Hogancamp gives life to a world of his own creation in which he sits at once as hero, villain, lover and fighter. On the rare occasion he leaves his yard, he walks with caution along Kingston’s winding roads, dragging along a small plastic vehicle on a string. He looks down at the soldiers in the Jeep and knows they’ll protect him. They, like so much of his hobby, are mirrors of something more. Dressed in uniforms and placed in curious settings, they nonetheless bare the hallmarks of that fateful night at the bar. Mark looks wistfully at an early photo in which sworn enemies come together to toast their fated existence. “The British, the Germans: they all drank together, they all smoked cigarettes together. Everyone got along, no one was against anyone else. It didn’t matter what clothing they wore.”

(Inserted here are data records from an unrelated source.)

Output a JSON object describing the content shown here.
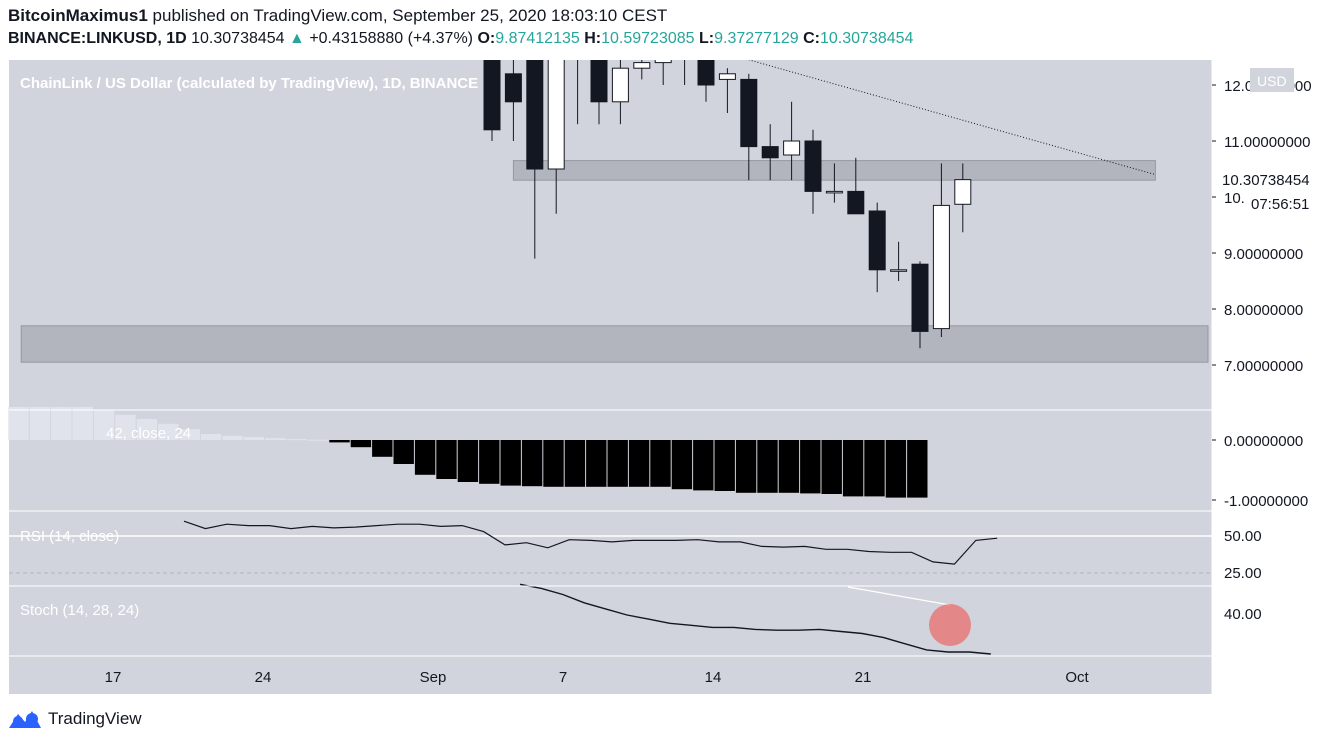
{
  "header": {
    "author": "BitcoinMaximus1",
    "published": "published on TradingView.com, September 25, 2020 18:03:10 CEST",
    "symbol": "BINANCE:LINKUSD, 1D",
    "last": "10.30738454",
    "change": "+0.43158880 (+4.37%)",
    "open_label": "O:",
    "open": "9.87412135",
    "high_label": "H:",
    "high": "10.59723085",
    "low_label": "L:",
    "low": "9.37277129",
    "close_label": "C:",
    "close": "10.30738454"
  },
  "footer": {
    "brand": "TradingView"
  },
  "colors": {
    "background": "#d1d4dc",
    "bull": "#ffffff",
    "bear": "#131722",
    "zone": "#b2b5be",
    "highlight": "#ef5350"
  },
  "chart_data": [
    {
      "type": "candlestick",
      "title": "ChainLink / US Dollar (calculated by TradingView), 1D, BINANCE",
      "currency_label": "USD",
      "y_ticks": [
        7,
        8,
        9,
        10,
        11,
        12
      ],
      "y_tick_labels": [
        "7.00000000",
        "8.00000000",
        "9.00000000",
        "10.00000000",
        "11.00000000",
        "12.00000000"
      ],
      "ylim": [
        6.2,
        12.5
      ],
      "last_price_label": "10.30738454",
      "countdown_label": "07:56:51",
      "x_tick_labels": [
        "17",
        "24",
        "Sep",
        "7",
        "14",
        "21",
        "Oct"
      ],
      "candles": [
        {
          "date": "2020-09-03",
          "o": 12.5,
          "h": 12.5,
          "l": 11.0,
          "c": 11.2
        },
        {
          "date": "2020-09-04",
          "o": 12.2,
          "h": 12.5,
          "l": 11.0,
          "c": 11.7
        },
        {
          "date": "2020-09-05",
          "o": 12.5,
          "h": 12.5,
          "l": 8.9,
          "c": 10.5
        },
        {
          "date": "2020-09-06",
          "o": 10.5,
          "h": 12.5,
          "l": 9.7,
          "c": 12.5
        },
        {
          "date": "2020-09-07",
          "o": 12.5,
          "h": 12.5,
          "l": 11.3,
          "c": 12.5
        },
        {
          "date": "2020-09-08",
          "o": 12.5,
          "h": 12.5,
          "l": 11.3,
          "c": 11.7
        },
        {
          "date": "2020-09-09",
          "o": 11.7,
          "h": 12.5,
          "l": 11.3,
          "c": 12.3
        },
        {
          "date": "2020-09-10",
          "o": 12.3,
          "h": 12.5,
          "l": 12.1,
          "c": 12.4
        },
        {
          "date": "2020-09-11",
          "o": 12.4,
          "h": 12.5,
          "l": 12.0,
          "c": 12.5
        },
        {
          "date": "2020-09-12",
          "o": 12.5,
          "h": 12.5,
          "l": 12.0,
          "c": 12.5
        },
        {
          "date": "2020-09-13",
          "o": 12.5,
          "h": 12.5,
          "l": 11.7,
          "c": 12.0
        },
        {
          "date": "2020-09-14",
          "o": 12.1,
          "h": 12.3,
          "l": 11.5,
          "c": 12.2
        },
        {
          "date": "2020-09-15",
          "o": 12.1,
          "h": 12.2,
          "l": 10.3,
          "c": 10.9
        },
        {
          "date": "2020-09-16",
          "o": 10.9,
          "h": 11.3,
          "l": 10.3,
          "c": 10.7
        },
        {
          "date": "2020-09-17",
          "o": 10.75,
          "h": 11.7,
          "l": 10.3,
          "c": 11.0
        },
        {
          "date": "2020-09-18",
          "o": 11.0,
          "h": 11.2,
          "l": 9.7,
          "c": 10.1
        },
        {
          "date": "2020-09-19",
          "o": 10.1,
          "h": 10.6,
          "l": 9.9,
          "c": 10.1
        },
        {
          "date": "2020-09-20",
          "o": 10.1,
          "h": 10.7,
          "l": 9.7,
          "c": 9.7
        },
        {
          "date": "2020-09-21",
          "o": 9.75,
          "h": 9.9,
          "l": 8.3,
          "c": 8.7
        },
        {
          "date": "2020-09-22",
          "o": 8.7,
          "h": 9.2,
          "l": 8.5,
          "c": 8.7
        },
        {
          "date": "2020-09-23",
          "o": 8.8,
          "h": 8.85,
          "l": 7.3,
          "c": 7.6
        },
        {
          "date": "2020-09-24",
          "o": 7.65,
          "h": 10.6,
          "l": 7.5,
          "c": 9.85
        },
        {
          "date": "2020-09-25",
          "o": 9.87,
          "h": 10.6,
          "l": 9.37,
          "c": 10.31
        }
      ],
      "zones": [
        {
          "from_date": "2020-09-04",
          "to_date": "2020-10-04",
          "low": 10.3,
          "high": 10.65
        },
        {
          "from_date": "2020-08-12",
          "to_date": "2020-10-10",
          "low": 7.05,
          "high": 7.7
        }
      ],
      "trendline": {
        "from_date": "2020-09-15",
        "from_value": 12.45,
        "to_date": "2020-10-04",
        "to_value": 10.4
      }
    },
    {
      "type": "histogram",
      "name": "42, close, 24",
      "y_tick_labels": [
        "0.00000000",
        "-1.00000000"
      ],
      "ylim": [
        -1.15,
        0.55
      ],
      "values": [
        0.55,
        0.55,
        0.55,
        0.55,
        0.5,
        0.42,
        0.35,
        0.27,
        0.18,
        0.1,
        0.07,
        0.05,
        0.03,
        0.015,
        0.005,
        -0.04,
        -0.12,
        -0.28,
        -0.4,
        -0.58,
        -0.65,
        -0.7,
        -0.73,
        -0.76,
        -0.77,
        -0.78,
        -0.78,
        -0.78,
        -0.78,
        -0.78,
        -0.78,
        -0.82,
        -0.84,
        -0.85,
        -0.88,
        -0.88,
        -0.88,
        -0.89,
        -0.9,
        -0.94,
        -0.94,
        -0.96,
        -0.96
      ]
    },
    {
      "type": "line",
      "name": "RSI (14, close)",
      "y_tick_labels": [
        "50.00",
        "25.00"
      ],
      "ylim": [
        20,
        65
      ],
      "levels": [
        50,
        25
      ],
      "values": [
        60,
        55,
        58,
        57,
        57,
        55,
        56.5,
        55.5,
        56,
        57,
        58,
        58,
        56.5,
        57,
        53,
        44,
        45.5,
        42,
        47.5,
        47,
        46,
        47,
        47,
        47,
        47.5,
        46,
        46,
        43,
        42.5,
        43,
        41,
        41,
        39.5,
        39,
        39,
        32.5,
        31,
        47,
        48.5
      ]
    },
    {
      "type": "line",
      "name": "Stoch (14, 28, 24)",
      "y_tick_labels": [
        "40.00"
      ],
      "ylim": [
        25,
        47
      ],
      "values": [
        47,
        46,
        44.5,
        42.5,
        41,
        39.5,
        38.5,
        37.5,
        37,
        36.5,
        36.5,
        36,
        35.8,
        35.8,
        36,
        35.5,
        35,
        34,
        32.5,
        31,
        30.5,
        30.5,
        30
      ]
    }
  ]
}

This is Mark’s therapy. He laments having no one to talk to, mindful of his disappearance into an elaborate fantasy: bustling streets and bucolic expanses, good-time girls standing shoulder-to-should with war criminals and a crimson witch of the west. He tells a story of how his plastic incarnation came to be gagged and bound by the SS, who coldly slashed his ceramic face to mirror the scars on his real one. Like a skeevy exploitation, the women of the town arrive just in time to lay waste to his Nazis captors and save the day. Sighing, he picks up Anna, a Matel favourite. “Her saving me proved that she loves me; that she feels the same about me as I do about her”. On March 26th they marry before a congregation of GI Joes. His real wedding video rings out as the happy couple pose in front of quartered prisoners of war.

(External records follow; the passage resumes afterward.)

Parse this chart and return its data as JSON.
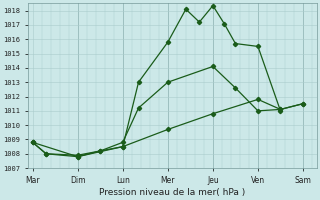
{
  "xlabel": "Pression niveau de la mer( hPa )",
  "x_labels": [
    "Mar",
    "Dim",
    "Lun",
    "Mer",
    "Jeu",
    "Ven",
    "Sam"
  ],
  "ylim": [
    1007,
    1018.5
  ],
  "yticks": [
    1007,
    1008,
    1009,
    1010,
    1011,
    1012,
    1013,
    1014,
    1015,
    1016,
    1017,
    1018
  ],
  "bg_color": "#cce8e8",
  "grid_color": "#aacccc",
  "line_color": "#1a5c1a",
  "figsize": [
    3.2,
    2.0
  ],
  "dpi": 100,
  "line1_x": [
    0,
    0.3,
    1.0,
    1.5,
    2.0,
    2.35,
    3.0,
    3.4,
    3.7,
    4.0,
    4.25,
    4.5,
    5.0,
    5.5
  ],
  "line1_y": [
    1008.8,
    1008.0,
    1007.8,
    1008.2,
    1008.5,
    1013.0,
    1015.8,
    1018.1,
    1017.2,
    1018.35,
    1017.1,
    1015.7,
    1015.5,
    1011.0
  ],
  "line2_x": [
    0,
    0.3,
    1.0,
    1.5,
    2.0,
    2.35,
    3.0,
    4.0,
    4.5,
    5.0,
    5.5,
    6.0
  ],
  "line2_y": [
    1008.8,
    1008.0,
    1007.9,
    1008.2,
    1008.8,
    1011.2,
    1013.0,
    1014.1,
    1012.6,
    1011.0,
    1011.1,
    1011.5
  ],
  "line3_x": [
    0,
    1.0,
    2.0,
    3.0,
    4.0,
    5.0,
    5.5,
    6.0
  ],
  "line3_y": [
    1008.8,
    1007.8,
    1008.5,
    1009.7,
    1010.8,
    1011.8,
    1011.1,
    1011.5
  ]
}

His insular life comes to a crossroads when a neighbour makes the time to stop and talk to this middle-aged Walter Mitty, never without a bundle of toy soldiers. Fascinated, he offers to curate a show in New York, and envisages canvas reproductions of Mark’s photos, each a depiction of a surreal, staged moment from the history of Marwencol. For Mark, the offer comes with a profound sense of loss and detachment. Scuffing his shoes on the pavement, he panics about what to wear, or whether he’ll fit in. Moreover, he fears what will become of exposing a world that has protected and nurtured him for so long. “I built Marwencol for my therapy. Now everyone wants to be part of it.”

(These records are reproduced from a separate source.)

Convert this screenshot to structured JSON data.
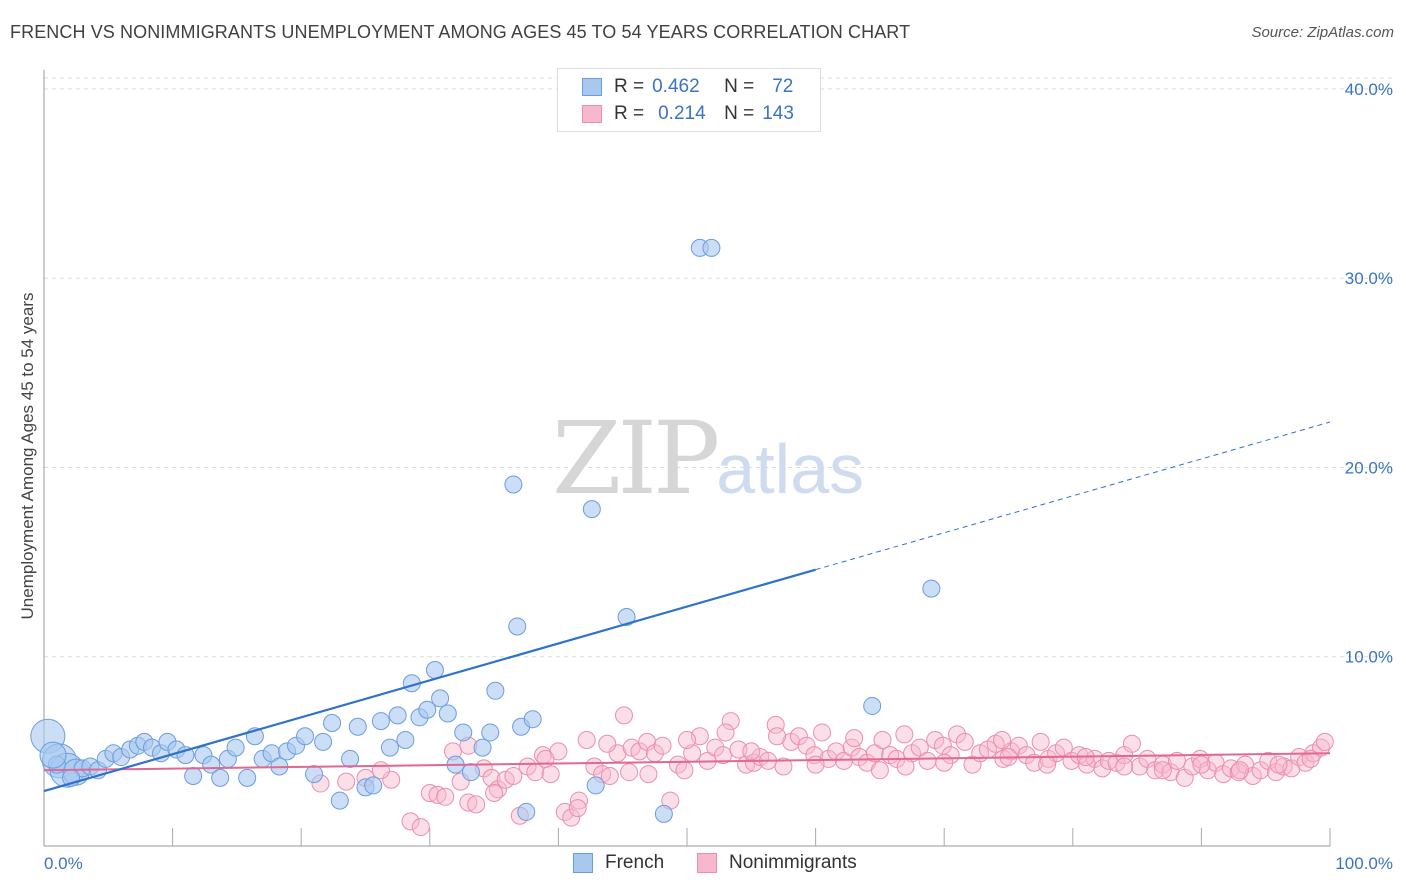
{
  "title": "FRENCH VS NONIMMIGRANTS UNEMPLOYMENT AMONG AGES 45 TO 54 YEARS CORRELATION CHART",
  "source": "Source: ZipAtlas.com",
  "watermark": {
    "zip": "ZIP",
    "atlas": "atlas"
  },
  "legend_top": {
    "r_label": "R =",
    "n_label": "N =",
    "french": {
      "r": "0.462",
      "n": "72"
    },
    "nonimmigrants": {
      "r": "0.214",
      "n": "143"
    }
  },
  "colors": {
    "french_fill": "#a9c8f0",
    "french_stroke": "#6a9de0",
    "french_line": "#2f72cc",
    "nonimm_fill": "#f7b8cb",
    "nonimm_stroke": "#ec8ead",
    "nonimm_line": "#e06891",
    "tick_label": "#3a73c4"
  },
  "chart_data": {
    "type": "scatter",
    "title": "FRENCH VS NONIMMIGRANTS UNEMPLOYMENT AMONG AGES 45 TO 54 YEARS CORRELATION CHART",
    "xlabel": "",
    "ylabel": "Unemployment Among Ages 45 to 54 years",
    "xlim": [
      0,
      100
    ],
    "ylim": [
      0,
      41
    ],
    "x_tick_labels": [
      "0.0%",
      "100.0%"
    ],
    "y_ticks": [
      10,
      20,
      30,
      40
    ],
    "y_tick_labels": [
      "10.0%",
      "20.0%",
      "30.0%",
      "40.0%"
    ],
    "grid": true,
    "legend": "top-center and bottom",
    "series": [
      {
        "name": "French",
        "r": 0.462,
        "n": 72,
        "trend": {
          "x0": 0,
          "y0": 2.9,
          "x1": 60,
          "y1": 14.6,
          "dashed_to_x": 100,
          "dashed_to_y": 22.4
        },
        "points": [
          [
            0.3,
            5.8,
            3
          ],
          [
            1.2,
            4.5,
            3
          ],
          [
            1.8,
            4.0,
            3
          ],
          [
            2.5,
            3.9,
            2
          ],
          [
            3.0,
            4.1,
            1
          ],
          [
            3.6,
            4.2,
            1
          ],
          [
            4.2,
            4.0,
            1
          ],
          [
            4.8,
            4.6,
            1
          ],
          [
            5.4,
            4.9,
            1
          ],
          [
            6.0,
            4.7,
            1
          ],
          [
            6.7,
            5.1,
            1
          ],
          [
            7.3,
            5.3,
            1
          ],
          [
            7.8,
            5.5,
            1
          ],
          [
            8.4,
            5.2,
            1
          ],
          [
            9.1,
            4.9,
            1
          ],
          [
            9.6,
            5.5,
            1
          ],
          [
            10.3,
            5.1,
            1
          ],
          [
            11.0,
            4.8,
            1
          ],
          [
            11.6,
            3.7,
            1
          ],
          [
            12.4,
            4.8,
            1
          ],
          [
            13.0,
            4.3,
            1
          ],
          [
            13.7,
            3.6,
            1
          ],
          [
            14.3,
            4.6,
            1
          ],
          [
            14.9,
            5.2,
            1
          ],
          [
            15.8,
            3.6,
            1
          ],
          [
            16.4,
            5.8,
            1
          ],
          [
            17.0,
            4.6,
            1
          ],
          [
            17.7,
            4.9,
            1
          ],
          [
            18.3,
            4.2,
            1
          ],
          [
            18.9,
            5.0,
            1
          ],
          [
            19.6,
            5.3,
            1
          ],
          [
            20.3,
            5.8,
            1
          ],
          [
            21.0,
            3.8,
            1
          ],
          [
            21.7,
            5.5,
            1
          ],
          [
            22.4,
            6.5,
            1
          ],
          [
            23.0,
            2.4,
            1
          ],
          [
            23.8,
            4.6,
            1
          ],
          [
            24.4,
            6.3,
            1
          ],
          [
            25.0,
            3.1,
            1
          ],
          [
            25.6,
            3.2,
            1
          ],
          [
            26.2,
            6.6,
            1
          ],
          [
            26.9,
            5.2,
            1
          ],
          [
            27.5,
            6.9,
            1
          ],
          [
            28.1,
            5.6,
            1
          ],
          [
            28.6,
            8.6,
            1
          ],
          [
            29.2,
            6.8,
            1
          ],
          [
            29.8,
            7.2,
            1
          ],
          [
            30.4,
            9.3,
            1
          ],
          [
            30.8,
            7.8,
            1
          ],
          [
            31.4,
            7.0,
            1
          ],
          [
            32.0,
            4.3,
            1
          ],
          [
            32.6,
            6.0,
            1
          ],
          [
            33.2,
            3.9,
            1
          ],
          [
            34.1,
            5.2,
            1
          ],
          [
            34.7,
            6.0,
            1
          ],
          [
            35.1,
            8.2,
            1
          ],
          [
            36.5,
            19.1,
            1
          ],
          [
            36.8,
            11.6,
            1
          ],
          [
            37.1,
            6.3,
            1
          ],
          [
            37.5,
            1.8,
            1
          ],
          [
            38.0,
            6.7,
            1
          ],
          [
            42.6,
            17.8,
            1
          ],
          [
            42.9,
            3.2,
            1
          ],
          [
            45.3,
            12.1,
            1
          ],
          [
            48.2,
            1.7,
            1
          ],
          [
            51.0,
            31.6,
            1
          ],
          [
            51.9,
            31.6,
            1
          ],
          [
            64.4,
            7.4,
            1
          ],
          [
            69.0,
            13.6,
            1
          ],
          [
            1.0,
            4.3,
            1
          ],
          [
            2.1,
            3.6,
            1
          ],
          [
            0.7,
            4.8,
            2
          ]
        ]
      },
      {
        "name": "Nonimmigrants",
        "r": 0.214,
        "n": 143,
        "trend": {
          "x0": 0,
          "y0": 4.0,
          "x1": 100,
          "y1": 4.9
        },
        "points": [
          [
            21.5,
            3.3
          ],
          [
            25.0,
            3.6
          ],
          [
            27.0,
            3.5
          ],
          [
            28.5,
            1.3
          ],
          [
            29.3,
            1.0
          ],
          [
            30.0,
            2.8
          ],
          [
            30.6,
            2.7
          ],
          [
            31.2,
            2.6
          ],
          [
            31.8,
            5.0
          ],
          [
            32.4,
            3.4
          ],
          [
            33.0,
            2.3
          ],
          [
            33.6,
            2.2
          ],
          [
            34.2,
            4.1
          ],
          [
            34.8,
            3.6
          ],
          [
            35.3,
            3.0
          ],
          [
            35.9,
            3.5
          ],
          [
            36.5,
            3.7
          ],
          [
            37.0,
            1.6
          ],
          [
            37.6,
            4.2
          ],
          [
            38.2,
            3.9
          ],
          [
            38.8,
            4.8
          ],
          [
            39.4,
            3.8
          ],
          [
            40.0,
            5.0
          ],
          [
            40.5,
            1.8
          ],
          [
            41.0,
            1.5
          ],
          [
            41.6,
            2.4
          ],
          [
            42.2,
            5.6
          ],
          [
            42.8,
            4.2
          ],
          [
            43.4,
            3.8
          ],
          [
            44.0,
            3.7
          ],
          [
            44.6,
            4.9
          ],
          [
            45.1,
            6.9
          ],
          [
            45.7,
            5.2
          ],
          [
            46.3,
            5.0
          ],
          [
            46.9,
            5.5
          ],
          [
            47.5,
            4.9
          ],
          [
            48.1,
            5.3
          ],
          [
            48.7,
            2.4
          ],
          [
            49.3,
            4.3
          ],
          [
            49.8,
            4.0
          ],
          [
            50.4,
            4.9
          ],
          [
            51.0,
            5.8
          ],
          [
            51.6,
            4.5
          ],
          [
            52.2,
            5.2
          ],
          [
            52.8,
            4.8
          ],
          [
            53.4,
            6.6
          ],
          [
            54.0,
            5.1
          ],
          [
            54.6,
            4.3
          ],
          [
            55.2,
            4.4
          ],
          [
            55.7,
            4.7
          ],
          [
            56.3,
            4.5
          ],
          [
            56.9,
            6.4
          ],
          [
            57.5,
            4.2
          ],
          [
            58.1,
            5.5
          ],
          [
            58.7,
            5.8
          ],
          [
            59.3,
            5.3
          ],
          [
            59.9,
            4.8
          ],
          [
            60.5,
            6.0
          ],
          [
            61.0,
            4.6
          ],
          [
            61.6,
            5.0
          ],
          [
            62.2,
            4.5
          ],
          [
            62.8,
            5.2
          ],
          [
            63.4,
            4.7
          ],
          [
            64.0,
            4.4
          ],
          [
            64.6,
            4.9
          ],
          [
            65.2,
            5.6
          ],
          [
            65.8,
            4.8
          ],
          [
            66.3,
            4.6
          ],
          [
            66.9,
            5.9
          ],
          [
            67.5,
            4.9
          ],
          [
            68.1,
            5.2
          ],
          [
            68.7,
            4.5
          ],
          [
            69.3,
            5.6
          ],
          [
            69.9,
            5.3
          ],
          [
            70.5,
            4.8
          ],
          [
            71.0,
            5.9
          ],
          [
            71.6,
            5.5
          ],
          [
            72.2,
            4.3
          ],
          [
            72.8,
            4.9
          ],
          [
            73.4,
            5.1
          ],
          [
            74.0,
            5.4
          ],
          [
            74.6,
            4.6
          ],
          [
            75.2,
            5.0
          ],
          [
            75.8,
            5.3
          ],
          [
            76.4,
            4.8
          ],
          [
            77.0,
            4.4
          ],
          [
            77.5,
            5.5
          ],
          [
            78.1,
            4.6
          ],
          [
            78.7,
            4.9
          ],
          [
            79.3,
            5.2
          ],
          [
            79.9,
            4.5
          ],
          [
            80.5,
            4.8
          ],
          [
            81.1,
            4.3
          ],
          [
            81.7,
            4.6
          ],
          [
            82.3,
            4.1
          ],
          [
            82.8,
            4.5
          ],
          [
            83.4,
            4.4
          ],
          [
            84.0,
            4.8
          ],
          [
            84.6,
            5.4
          ],
          [
            85.2,
            4.2
          ],
          [
            85.8,
            4.6
          ],
          [
            86.4,
            4.0
          ],
          [
            87.0,
            4.3
          ],
          [
            87.6,
            3.9
          ],
          [
            88.1,
            4.5
          ],
          [
            88.7,
            3.6
          ],
          [
            89.3,
            4.2
          ],
          [
            89.9,
            4.6
          ],
          [
            90.5,
            4.0
          ],
          [
            91.1,
            4.4
          ],
          [
            91.7,
            3.8
          ],
          [
            92.3,
            4.1
          ],
          [
            92.9,
            3.9
          ],
          [
            93.4,
            4.3
          ],
          [
            94.0,
            3.7
          ],
          [
            94.6,
            4.0
          ],
          [
            95.2,
            4.5
          ],
          [
            95.8,
            3.9
          ],
          [
            96.4,
            4.2
          ],
          [
            97.0,
            4.1
          ],
          [
            97.6,
            4.7
          ],
          [
            98.1,
            4.4
          ],
          [
            98.7,
            4.9
          ],
          [
            99.3,
            5.2
          ],
          [
            99.6,
            5.5
          ],
          [
            23.5,
            3.4
          ],
          [
            26.2,
            4.0
          ],
          [
            33.0,
            5.3
          ],
          [
            39.0,
            4.6
          ],
          [
            43.8,
            5.4
          ],
          [
            47.0,
            3.8
          ],
          [
            53.0,
            6.0
          ],
          [
            57.0,
            5.8
          ],
          [
            60.0,
            4.3
          ],
          [
            63.0,
            5.7
          ],
          [
            67.0,
            4.2
          ],
          [
            70.0,
            4.4
          ],
          [
            74.5,
            5.6
          ],
          [
            78.0,
            4.3
          ],
          [
            81.0,
            4.7
          ],
          [
            84.0,
            4.2
          ],
          [
            87.0,
            4.0
          ],
          [
            90.0,
            4.3
          ],
          [
            93.0,
            4.0
          ],
          [
            96.0,
            4.3
          ],
          [
            98.5,
            4.6
          ],
          [
            35.0,
            2.8
          ],
          [
            41.5,
            2.0
          ],
          [
            45.5,
            3.9
          ],
          [
            50.0,
            5.6
          ],
          [
            55.0,
            5.0
          ],
          [
            65.0,
            4.0
          ],
          [
            75.0,
            4.7
          ]
        ]
      }
    ]
  },
  "legend_bottom": {
    "french": "French",
    "nonimmigrants": "Nonimmigrants"
  }
}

The question of whether to promote his work is neither the films focal point nor an irrelevance. True, it represents the promise of tangible human connection, the only kind that can truly give back. But the film is less about what’s to come than what it took to get there. Mark is an extraordinary soul, and Marwencol is the touching and poetic journey of how a man might happen to rebuild his life. It’s Lars and the Real Girl writ small in 1:6 miniatures, a documentary wholly unlike anything you’ve seen before. This is a melancholy ode to the most damaging of afflictions: insufferable, unending loneliness. It’s a film that belongs to anyone who ever wanted for more. It’s a tribute to the given-ups, the ignored and the maligned. Most of all, it’s a dedication to the life and times of Mark Hogancamp, beatnik dreamer and survivor, and everything they couldn’t take away.